Group scolds murkiness of incentives game

A national watchdog group gave Tennessee, Georgia and 11 other states failing grades Wednesday for not disclosing enough information to the public about tax breaks, grants and other assistance to businesses considering locating in their states.

Good Jobs First of Washington D.C., a nonprofit group that tracks government aid to business, said states too often don't report information about the subsidies they award.

"We think it is critical for taxpayers to know how their money is being spent and which companies are getting what type of assistance," said Phil Mattera, research director for Good Jobs First and the principal author of a study on state subsidies released Wednesday.

Mark Drury, assistant commissioner for Tennessee's Department of Economic and Community Development, said the Volunteer State has been successful in recruiting more than $34 billion in new and expanded business investment and adding 197,000 jobs in the past eight years while maintaining relatively low taxes overall.

"We're proud of those numbers and believe they are a better measure of the progress we've made in making Tennessee a good place to live and work," Drury said.

State and local development officials in Tennessee and Georgia decline to detail recruitment incentives while negotiating to attract new businesses.

But the Tennessee Department of Economic and Community Development did detail incentives used and the returns expected from its richest aid package -- the $587 million of state, local and federal incentives used to recruit the $1 billion Volkswagen plant to Chattanooga in 2008.

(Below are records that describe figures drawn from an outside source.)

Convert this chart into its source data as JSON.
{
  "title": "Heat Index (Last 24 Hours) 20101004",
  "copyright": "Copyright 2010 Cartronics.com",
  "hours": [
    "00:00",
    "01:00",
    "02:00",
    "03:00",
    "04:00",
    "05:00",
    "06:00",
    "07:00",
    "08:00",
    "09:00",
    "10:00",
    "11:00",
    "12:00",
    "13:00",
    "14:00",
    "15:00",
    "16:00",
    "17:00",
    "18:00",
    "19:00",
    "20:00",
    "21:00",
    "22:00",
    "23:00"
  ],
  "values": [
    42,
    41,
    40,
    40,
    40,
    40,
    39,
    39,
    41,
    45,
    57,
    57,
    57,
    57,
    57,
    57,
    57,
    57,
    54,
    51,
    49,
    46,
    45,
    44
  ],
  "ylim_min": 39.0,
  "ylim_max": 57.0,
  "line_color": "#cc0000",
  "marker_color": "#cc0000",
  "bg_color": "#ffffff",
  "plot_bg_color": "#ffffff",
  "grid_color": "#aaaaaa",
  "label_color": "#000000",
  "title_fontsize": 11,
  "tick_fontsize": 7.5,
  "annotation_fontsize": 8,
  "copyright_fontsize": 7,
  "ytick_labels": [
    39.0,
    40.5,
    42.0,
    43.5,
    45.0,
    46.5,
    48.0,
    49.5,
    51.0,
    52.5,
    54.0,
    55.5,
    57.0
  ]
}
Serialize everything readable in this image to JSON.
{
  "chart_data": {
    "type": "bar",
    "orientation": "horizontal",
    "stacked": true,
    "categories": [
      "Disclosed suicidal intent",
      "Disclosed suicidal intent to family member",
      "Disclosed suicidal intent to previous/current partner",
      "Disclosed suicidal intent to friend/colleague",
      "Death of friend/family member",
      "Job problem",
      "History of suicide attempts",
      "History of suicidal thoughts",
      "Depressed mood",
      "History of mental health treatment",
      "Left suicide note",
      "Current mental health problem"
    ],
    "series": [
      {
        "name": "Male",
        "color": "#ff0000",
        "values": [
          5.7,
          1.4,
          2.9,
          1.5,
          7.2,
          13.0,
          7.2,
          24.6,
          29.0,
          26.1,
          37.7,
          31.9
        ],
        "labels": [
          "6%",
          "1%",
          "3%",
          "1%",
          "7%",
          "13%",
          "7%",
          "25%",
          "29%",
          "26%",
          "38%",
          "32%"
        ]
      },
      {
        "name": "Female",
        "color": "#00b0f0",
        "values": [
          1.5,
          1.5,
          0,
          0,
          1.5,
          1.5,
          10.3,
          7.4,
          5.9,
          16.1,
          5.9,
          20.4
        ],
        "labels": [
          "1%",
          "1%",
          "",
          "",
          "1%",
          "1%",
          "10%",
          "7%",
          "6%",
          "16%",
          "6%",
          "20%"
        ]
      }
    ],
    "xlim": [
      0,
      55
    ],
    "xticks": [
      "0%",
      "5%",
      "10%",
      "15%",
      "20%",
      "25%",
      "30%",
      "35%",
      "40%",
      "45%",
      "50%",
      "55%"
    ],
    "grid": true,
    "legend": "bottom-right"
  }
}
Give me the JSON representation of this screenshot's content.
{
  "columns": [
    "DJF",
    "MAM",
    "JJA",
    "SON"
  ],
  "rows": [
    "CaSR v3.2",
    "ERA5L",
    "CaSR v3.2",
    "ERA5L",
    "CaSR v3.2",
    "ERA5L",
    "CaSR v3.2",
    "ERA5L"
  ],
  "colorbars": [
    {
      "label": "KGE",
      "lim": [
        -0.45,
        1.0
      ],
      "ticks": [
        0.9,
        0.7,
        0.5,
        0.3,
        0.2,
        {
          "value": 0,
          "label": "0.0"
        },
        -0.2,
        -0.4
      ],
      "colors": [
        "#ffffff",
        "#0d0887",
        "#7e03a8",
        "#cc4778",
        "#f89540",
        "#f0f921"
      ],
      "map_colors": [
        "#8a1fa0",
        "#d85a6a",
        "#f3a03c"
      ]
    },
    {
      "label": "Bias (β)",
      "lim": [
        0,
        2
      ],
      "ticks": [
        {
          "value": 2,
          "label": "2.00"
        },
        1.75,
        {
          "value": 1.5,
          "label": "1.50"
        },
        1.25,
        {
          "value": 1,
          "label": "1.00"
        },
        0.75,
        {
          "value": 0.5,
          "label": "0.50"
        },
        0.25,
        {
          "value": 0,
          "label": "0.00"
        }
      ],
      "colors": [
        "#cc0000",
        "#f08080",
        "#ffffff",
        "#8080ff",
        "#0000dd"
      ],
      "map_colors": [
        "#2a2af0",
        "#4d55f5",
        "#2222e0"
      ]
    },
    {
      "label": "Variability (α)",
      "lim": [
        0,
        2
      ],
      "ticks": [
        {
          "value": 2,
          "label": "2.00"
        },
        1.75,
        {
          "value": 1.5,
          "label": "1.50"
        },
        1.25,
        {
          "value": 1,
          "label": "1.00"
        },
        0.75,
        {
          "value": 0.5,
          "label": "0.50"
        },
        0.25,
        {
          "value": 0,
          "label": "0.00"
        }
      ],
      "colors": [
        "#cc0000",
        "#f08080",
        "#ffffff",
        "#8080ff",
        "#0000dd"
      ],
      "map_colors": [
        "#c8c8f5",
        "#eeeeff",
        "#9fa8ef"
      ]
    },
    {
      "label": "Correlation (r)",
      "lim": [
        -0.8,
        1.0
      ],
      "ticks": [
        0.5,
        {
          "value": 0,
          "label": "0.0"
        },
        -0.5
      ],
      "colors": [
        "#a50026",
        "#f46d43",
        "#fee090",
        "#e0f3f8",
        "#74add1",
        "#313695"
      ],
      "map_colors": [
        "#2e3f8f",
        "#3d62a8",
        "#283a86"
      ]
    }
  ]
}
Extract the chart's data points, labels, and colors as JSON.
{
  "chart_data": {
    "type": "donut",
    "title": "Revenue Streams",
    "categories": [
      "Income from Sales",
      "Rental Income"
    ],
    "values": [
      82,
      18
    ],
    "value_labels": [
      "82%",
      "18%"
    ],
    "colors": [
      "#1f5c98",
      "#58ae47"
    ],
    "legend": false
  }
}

The Chattanooga Area Chamber of Commerce uses a matrix to guide the property tax breaks granted to new or expanding businesses based upon the investment and jobs created. But Chamber and local government officials don't publish the matrix to provide greater discretion in negotiating with prospects.

"We would prefer that the details of these incentives be disclosed in advance, but what we are really interested in is having states make the information available about what incentives they provide once the deal is arranged," Mattera said. "Enhanced disclosure makes it much easier to monitor the tens of billions of dollars in taxpayer revenues that are being diverted to private parties each year."

Illinois, which was rated as the best state for providing incentive information, reports on its state business assistance for each company aided on its website, Mattera said.